Mir erschliesst sich die Logik deines Blogposts nicht. Genauso haette man vor ein paar Jahren mit Scala argumentieren koennen. Haette man das dann befolgt, gaebe es heute kein Scala. 

Was macht dich traurig, wenn sich jemand freiwillig hinsetzt und sich ne neue Programmiersprache ausdenkt? Ich geh mit, wahrscheinlich wird sich keine der drei genannten Sprachen auf Dauer durchsetzen. Genauso wie ich das ueber Scala denke (aber das ist nur meine kleine Meinung - ich will hier blos kein sinnfreies Gebashe lostreten). Aber das ist doch nicht schlimm. Wenn sich nur eine von 100 neuen Sprachen durchsetzt find ich das gut. Nur so kann doch Neues entstehen.


----------



## bygones (21. Jul 2011)

ich stimme schalentier bzgl des Blogposts vollkommen zu. Klingt etwas nach beleidigten Kind dem man Gefahr nimmt das Spielzeug wegzunehmen. Da hattest du schon bei weitem bessere...

auch sonst stimme ich dem Beitrag von schalentier zu - ob wie sich etwas durchsetzt wird man sehen.


----------



## Landei (21. Jul 2011)

schalentier hat gesagt.:


> Mir erschliesst sich die Logik deines Blogposts nicht. Genauso haette man vor ein paar Jahren mit Scala argumentieren koennen. Haette man das dann befolgt, gaebe es heute kein Scala.

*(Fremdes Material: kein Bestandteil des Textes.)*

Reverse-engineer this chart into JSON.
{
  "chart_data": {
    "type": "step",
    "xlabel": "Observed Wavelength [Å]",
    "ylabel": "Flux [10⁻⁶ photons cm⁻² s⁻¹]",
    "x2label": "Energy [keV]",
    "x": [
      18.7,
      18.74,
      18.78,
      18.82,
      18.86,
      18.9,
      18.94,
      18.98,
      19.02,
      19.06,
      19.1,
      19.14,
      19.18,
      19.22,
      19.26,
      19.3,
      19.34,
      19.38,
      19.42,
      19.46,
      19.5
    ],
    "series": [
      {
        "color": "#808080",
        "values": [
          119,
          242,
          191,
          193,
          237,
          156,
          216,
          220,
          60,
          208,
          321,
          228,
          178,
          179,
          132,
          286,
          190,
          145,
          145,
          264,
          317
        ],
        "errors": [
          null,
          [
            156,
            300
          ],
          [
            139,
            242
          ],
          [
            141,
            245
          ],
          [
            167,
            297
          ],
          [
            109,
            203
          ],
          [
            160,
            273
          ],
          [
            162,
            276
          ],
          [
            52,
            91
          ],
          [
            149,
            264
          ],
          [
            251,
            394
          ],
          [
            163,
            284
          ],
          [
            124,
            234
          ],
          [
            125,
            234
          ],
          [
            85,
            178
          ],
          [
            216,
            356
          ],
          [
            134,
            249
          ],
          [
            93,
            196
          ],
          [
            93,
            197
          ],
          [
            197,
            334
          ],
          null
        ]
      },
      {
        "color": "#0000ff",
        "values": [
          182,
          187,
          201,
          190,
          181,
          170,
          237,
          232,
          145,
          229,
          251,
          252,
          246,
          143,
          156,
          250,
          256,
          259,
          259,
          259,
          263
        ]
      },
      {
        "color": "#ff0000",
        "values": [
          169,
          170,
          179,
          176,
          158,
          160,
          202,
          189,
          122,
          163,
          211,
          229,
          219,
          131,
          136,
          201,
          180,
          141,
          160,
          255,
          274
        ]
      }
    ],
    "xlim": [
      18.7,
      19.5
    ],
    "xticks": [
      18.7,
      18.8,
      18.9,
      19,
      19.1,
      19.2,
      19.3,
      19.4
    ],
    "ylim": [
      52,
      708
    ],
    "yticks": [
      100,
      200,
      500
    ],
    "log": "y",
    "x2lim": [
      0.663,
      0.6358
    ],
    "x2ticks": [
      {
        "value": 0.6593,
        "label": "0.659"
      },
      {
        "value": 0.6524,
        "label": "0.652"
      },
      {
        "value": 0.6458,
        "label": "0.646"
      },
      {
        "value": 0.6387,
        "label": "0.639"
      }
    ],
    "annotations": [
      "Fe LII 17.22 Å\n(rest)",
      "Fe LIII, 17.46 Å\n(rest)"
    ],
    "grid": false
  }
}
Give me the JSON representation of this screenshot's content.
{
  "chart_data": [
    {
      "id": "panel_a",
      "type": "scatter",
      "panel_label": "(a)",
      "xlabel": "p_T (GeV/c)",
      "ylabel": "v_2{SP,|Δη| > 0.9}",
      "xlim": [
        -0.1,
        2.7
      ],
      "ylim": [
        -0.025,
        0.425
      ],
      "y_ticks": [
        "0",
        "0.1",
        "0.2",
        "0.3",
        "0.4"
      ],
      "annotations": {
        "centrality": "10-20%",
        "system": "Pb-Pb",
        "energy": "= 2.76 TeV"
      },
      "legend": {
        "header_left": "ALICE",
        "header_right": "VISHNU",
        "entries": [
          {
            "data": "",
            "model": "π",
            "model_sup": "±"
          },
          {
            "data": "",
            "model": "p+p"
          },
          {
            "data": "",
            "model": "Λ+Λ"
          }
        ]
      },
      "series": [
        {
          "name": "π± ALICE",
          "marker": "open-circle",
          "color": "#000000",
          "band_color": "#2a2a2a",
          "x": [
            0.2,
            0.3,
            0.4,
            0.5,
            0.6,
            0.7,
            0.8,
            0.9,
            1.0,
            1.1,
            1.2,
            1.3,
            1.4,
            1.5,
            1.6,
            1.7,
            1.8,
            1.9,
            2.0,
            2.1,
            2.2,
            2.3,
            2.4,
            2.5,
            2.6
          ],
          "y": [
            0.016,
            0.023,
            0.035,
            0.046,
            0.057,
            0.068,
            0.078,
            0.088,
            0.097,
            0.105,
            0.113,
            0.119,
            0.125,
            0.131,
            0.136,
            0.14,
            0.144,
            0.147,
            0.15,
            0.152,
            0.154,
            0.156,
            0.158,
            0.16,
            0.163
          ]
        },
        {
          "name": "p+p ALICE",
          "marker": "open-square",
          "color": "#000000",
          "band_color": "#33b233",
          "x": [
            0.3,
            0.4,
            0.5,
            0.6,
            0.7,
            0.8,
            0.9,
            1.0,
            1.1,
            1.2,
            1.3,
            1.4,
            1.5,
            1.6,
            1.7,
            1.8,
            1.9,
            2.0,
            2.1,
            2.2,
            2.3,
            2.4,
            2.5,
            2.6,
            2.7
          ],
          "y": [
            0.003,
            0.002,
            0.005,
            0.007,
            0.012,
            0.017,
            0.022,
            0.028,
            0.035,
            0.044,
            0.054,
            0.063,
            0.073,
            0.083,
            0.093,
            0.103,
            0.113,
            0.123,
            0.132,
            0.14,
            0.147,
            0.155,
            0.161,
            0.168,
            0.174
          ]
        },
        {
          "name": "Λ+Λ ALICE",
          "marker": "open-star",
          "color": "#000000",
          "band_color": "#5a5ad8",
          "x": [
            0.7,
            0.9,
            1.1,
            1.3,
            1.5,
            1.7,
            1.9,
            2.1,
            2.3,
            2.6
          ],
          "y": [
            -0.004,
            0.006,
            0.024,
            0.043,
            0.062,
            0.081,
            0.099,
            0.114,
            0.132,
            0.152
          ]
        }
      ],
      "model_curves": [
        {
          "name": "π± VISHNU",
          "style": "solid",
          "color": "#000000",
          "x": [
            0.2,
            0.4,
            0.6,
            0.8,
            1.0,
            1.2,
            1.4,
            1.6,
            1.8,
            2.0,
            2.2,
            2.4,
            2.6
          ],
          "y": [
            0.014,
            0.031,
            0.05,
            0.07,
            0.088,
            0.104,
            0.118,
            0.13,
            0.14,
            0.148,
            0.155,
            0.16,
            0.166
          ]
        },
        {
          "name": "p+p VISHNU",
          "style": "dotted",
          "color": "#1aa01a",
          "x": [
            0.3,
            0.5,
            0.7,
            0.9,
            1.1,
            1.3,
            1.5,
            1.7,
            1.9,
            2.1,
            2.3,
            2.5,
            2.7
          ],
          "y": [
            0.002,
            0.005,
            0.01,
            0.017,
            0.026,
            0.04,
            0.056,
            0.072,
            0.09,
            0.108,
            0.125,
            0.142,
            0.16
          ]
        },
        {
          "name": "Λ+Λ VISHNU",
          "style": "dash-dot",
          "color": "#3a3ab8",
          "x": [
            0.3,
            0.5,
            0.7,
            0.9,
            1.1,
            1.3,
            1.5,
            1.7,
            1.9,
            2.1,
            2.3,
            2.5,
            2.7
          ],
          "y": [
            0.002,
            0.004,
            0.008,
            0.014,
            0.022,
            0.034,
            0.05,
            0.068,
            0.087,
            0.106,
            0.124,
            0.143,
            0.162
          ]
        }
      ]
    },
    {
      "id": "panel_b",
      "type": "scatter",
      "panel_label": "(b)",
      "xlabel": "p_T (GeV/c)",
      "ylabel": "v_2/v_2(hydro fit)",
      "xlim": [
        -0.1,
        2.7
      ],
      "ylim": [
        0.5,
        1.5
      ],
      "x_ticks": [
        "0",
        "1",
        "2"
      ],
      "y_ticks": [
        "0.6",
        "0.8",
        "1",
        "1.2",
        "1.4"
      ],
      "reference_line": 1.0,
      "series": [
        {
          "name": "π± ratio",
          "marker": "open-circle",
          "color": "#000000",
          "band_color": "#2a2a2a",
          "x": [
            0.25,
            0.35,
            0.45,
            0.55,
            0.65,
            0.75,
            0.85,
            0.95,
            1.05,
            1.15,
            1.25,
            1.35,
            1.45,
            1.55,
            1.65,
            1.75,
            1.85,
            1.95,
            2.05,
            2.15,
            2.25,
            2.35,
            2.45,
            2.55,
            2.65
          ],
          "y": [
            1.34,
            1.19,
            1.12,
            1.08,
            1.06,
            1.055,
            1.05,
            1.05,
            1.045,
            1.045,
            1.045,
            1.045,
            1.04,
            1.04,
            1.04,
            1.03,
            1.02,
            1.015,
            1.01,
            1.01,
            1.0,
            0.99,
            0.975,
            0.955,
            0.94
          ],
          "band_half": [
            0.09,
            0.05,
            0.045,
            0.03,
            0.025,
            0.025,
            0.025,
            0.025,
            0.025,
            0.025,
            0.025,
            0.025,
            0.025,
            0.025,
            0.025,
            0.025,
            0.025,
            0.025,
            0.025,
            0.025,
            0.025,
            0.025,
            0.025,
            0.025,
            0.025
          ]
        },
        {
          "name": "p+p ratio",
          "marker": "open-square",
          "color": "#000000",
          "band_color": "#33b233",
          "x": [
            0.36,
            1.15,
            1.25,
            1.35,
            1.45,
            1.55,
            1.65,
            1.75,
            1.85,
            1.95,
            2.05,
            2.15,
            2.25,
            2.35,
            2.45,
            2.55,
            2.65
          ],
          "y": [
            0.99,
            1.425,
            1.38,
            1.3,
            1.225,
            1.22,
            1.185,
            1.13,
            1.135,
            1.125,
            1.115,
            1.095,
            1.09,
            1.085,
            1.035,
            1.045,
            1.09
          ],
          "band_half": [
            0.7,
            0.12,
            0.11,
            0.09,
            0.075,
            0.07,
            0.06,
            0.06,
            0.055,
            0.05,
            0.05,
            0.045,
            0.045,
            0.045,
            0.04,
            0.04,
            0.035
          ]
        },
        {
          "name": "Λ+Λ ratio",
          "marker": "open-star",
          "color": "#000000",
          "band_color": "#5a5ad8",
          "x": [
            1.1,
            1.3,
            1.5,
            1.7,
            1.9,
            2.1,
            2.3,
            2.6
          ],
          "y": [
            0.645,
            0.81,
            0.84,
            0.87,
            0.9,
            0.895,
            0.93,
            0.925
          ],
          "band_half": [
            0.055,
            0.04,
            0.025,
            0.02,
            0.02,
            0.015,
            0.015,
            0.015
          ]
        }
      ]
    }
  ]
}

Verstehe ich nicht. Ich habe überhaupt nichts gegen neue JVM-Sprachen. Aber eben "neu" im Sinne "gibt es noch nicht". Scala was damals neu, und hat damit einen Standard für Innovation gesetzt - wenn man in eine bestimmte Richtung gehen will. Sprachen wie Fantom, Clojure, Mirah, Ioke u.s.w. tun das auch, nur in andere Richtungen. Aber Gosu, Ceylon und Kotlin spielen nur mit den vorhandenen Lego-Steinchen herum und versuchen sich an ein paar Mikro-Optimierungen, wobei sie aber meilenweit hinter ihrem Original zurückbleiben. Die Argumentation, mehr könne man den armen Programmierern nicht zumuten, hat zu Javas Stagnation geführt. Und viele sind ja anscheinend mit dieser Stagnation zufrieden - damit habe ich kein Problem. Aber was ich für ein Problem halte, ist mit ein paar Versatzstücken diejenigen, die Innovation wollen, zu locken, und dann auf halbem Wege stehenzubleiben - und das wo es schon eine vielleicht nicht perfekte, aber bewährte und funktionierende Lösung gibt. Das ist einfach unnötig, und es ist schade um Aufwand, der am Ende vergebens sein wird. Stattdessen hätte man Scala besser machen können. Natürlich kann niemand sagen, ob es sich endgültig durchsetzen wird, aber die Vorzeichen sehen viel, viel besser aus als für seine Möchtegern-Epigonen.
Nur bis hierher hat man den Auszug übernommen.